AdvisorShares, one of the largest sponsors of actively managed exchange traded funds, said today that the TrimTabs Float Shrink ETF (NYSEArca: TTFS) earned the prestigious five-star rating from Morningstar.

TTFS, which had $197.5 million in assets under management as of Feb.22, received the five-star Morninstar rating for its its three-year and overall risk adjusted performances from inception through October 31, 2014 out of 347 funds in Morningstar’s Mid-Cap Blend category, according to a statement issued by AdvisorShares.

Managed by California-based TrimTabs Asset Management, is much more than a dedicated buyback ETF. Rather, the ETF’s management team subscribes to a holistic approach that includes emphasizing free cash flow as part of TTFS’ stock selection methodology. [Float Shrink ETF Comes of Age]

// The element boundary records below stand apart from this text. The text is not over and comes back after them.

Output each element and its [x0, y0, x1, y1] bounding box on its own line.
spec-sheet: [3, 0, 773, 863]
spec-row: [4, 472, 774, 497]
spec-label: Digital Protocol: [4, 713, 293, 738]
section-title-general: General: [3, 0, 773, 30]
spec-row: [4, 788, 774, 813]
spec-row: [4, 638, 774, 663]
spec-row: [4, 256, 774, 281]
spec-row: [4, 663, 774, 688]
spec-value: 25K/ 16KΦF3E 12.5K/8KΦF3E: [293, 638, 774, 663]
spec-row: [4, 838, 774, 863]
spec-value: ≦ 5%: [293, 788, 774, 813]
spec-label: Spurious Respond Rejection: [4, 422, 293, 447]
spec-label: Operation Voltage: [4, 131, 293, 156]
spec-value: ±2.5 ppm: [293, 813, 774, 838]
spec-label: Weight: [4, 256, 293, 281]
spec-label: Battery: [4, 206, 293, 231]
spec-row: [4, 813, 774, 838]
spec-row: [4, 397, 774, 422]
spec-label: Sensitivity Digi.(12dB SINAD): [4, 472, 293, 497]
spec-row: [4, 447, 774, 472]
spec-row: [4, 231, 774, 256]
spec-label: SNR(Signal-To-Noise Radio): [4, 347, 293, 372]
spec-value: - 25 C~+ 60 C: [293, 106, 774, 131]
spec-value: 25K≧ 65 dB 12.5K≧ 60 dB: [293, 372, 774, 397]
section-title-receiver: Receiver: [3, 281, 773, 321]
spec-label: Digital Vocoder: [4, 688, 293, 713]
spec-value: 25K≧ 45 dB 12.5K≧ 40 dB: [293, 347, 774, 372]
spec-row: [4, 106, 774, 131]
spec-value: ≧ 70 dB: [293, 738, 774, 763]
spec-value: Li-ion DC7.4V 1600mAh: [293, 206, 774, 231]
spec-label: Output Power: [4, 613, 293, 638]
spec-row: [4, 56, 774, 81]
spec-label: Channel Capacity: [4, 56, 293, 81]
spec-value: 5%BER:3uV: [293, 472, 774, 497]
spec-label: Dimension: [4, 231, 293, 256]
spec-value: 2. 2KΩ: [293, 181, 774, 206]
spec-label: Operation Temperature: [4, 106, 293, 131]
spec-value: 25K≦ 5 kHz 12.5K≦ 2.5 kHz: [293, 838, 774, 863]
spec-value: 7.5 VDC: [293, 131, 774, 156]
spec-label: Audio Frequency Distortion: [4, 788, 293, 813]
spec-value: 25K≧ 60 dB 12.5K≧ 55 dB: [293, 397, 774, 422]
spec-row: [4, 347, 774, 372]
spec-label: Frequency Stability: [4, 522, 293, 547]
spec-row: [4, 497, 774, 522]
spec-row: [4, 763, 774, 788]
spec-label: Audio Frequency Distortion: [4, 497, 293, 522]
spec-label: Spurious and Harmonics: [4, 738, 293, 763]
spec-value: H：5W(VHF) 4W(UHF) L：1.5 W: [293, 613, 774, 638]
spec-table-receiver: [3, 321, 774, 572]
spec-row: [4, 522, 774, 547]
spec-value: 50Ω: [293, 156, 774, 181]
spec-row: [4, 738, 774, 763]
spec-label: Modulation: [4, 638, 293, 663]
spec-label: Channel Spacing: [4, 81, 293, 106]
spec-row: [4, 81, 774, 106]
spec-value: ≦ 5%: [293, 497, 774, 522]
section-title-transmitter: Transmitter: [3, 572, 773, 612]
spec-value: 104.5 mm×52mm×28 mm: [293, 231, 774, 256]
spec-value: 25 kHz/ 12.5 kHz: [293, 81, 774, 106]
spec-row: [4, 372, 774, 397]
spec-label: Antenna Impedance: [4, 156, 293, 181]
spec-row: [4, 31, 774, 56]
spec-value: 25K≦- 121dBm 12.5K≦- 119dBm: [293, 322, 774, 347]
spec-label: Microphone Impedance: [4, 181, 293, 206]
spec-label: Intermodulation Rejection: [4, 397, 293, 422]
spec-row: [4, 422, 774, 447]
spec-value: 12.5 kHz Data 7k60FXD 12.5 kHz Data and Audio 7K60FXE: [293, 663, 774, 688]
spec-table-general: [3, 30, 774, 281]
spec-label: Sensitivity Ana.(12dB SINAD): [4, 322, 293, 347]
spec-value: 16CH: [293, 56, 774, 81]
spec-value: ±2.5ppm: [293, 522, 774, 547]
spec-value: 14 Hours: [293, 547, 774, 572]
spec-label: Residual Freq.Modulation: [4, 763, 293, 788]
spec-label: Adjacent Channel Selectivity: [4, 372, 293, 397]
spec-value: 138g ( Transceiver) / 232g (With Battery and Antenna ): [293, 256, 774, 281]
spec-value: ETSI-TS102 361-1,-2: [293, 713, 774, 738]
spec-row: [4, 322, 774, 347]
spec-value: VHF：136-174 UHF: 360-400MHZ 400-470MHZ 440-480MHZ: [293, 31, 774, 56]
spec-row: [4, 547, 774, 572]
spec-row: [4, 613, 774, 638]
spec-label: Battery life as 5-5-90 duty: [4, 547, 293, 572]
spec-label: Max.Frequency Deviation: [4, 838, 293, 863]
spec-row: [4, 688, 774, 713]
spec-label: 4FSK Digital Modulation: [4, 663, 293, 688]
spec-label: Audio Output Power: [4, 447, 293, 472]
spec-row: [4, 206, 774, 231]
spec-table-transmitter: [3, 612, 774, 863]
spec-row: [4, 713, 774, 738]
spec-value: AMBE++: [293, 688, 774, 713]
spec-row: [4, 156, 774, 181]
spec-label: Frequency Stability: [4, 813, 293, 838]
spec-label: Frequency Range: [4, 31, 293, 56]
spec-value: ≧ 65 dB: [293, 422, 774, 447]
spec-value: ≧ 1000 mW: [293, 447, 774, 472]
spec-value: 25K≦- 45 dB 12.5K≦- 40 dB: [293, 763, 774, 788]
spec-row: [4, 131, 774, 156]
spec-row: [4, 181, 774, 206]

Buybacks are just one part of the TTFS methodology. It is one thing for a company to make a buyback announcement, but it is another thing altogether for that company to resist the temptation of increasing its float with executive stock options, which can mitigate the float shrink impact of the announced repurchase program. [Behind the Scenes With the Float Shrink ETF]

How companies fund buybacks and reduce net shares outstanding are also important ingredients in the TTFS stock selection methodology. For example, the ETF, which screens for robust free cash flow, shies away from highly leveraged firms that fund buybacks with new debt.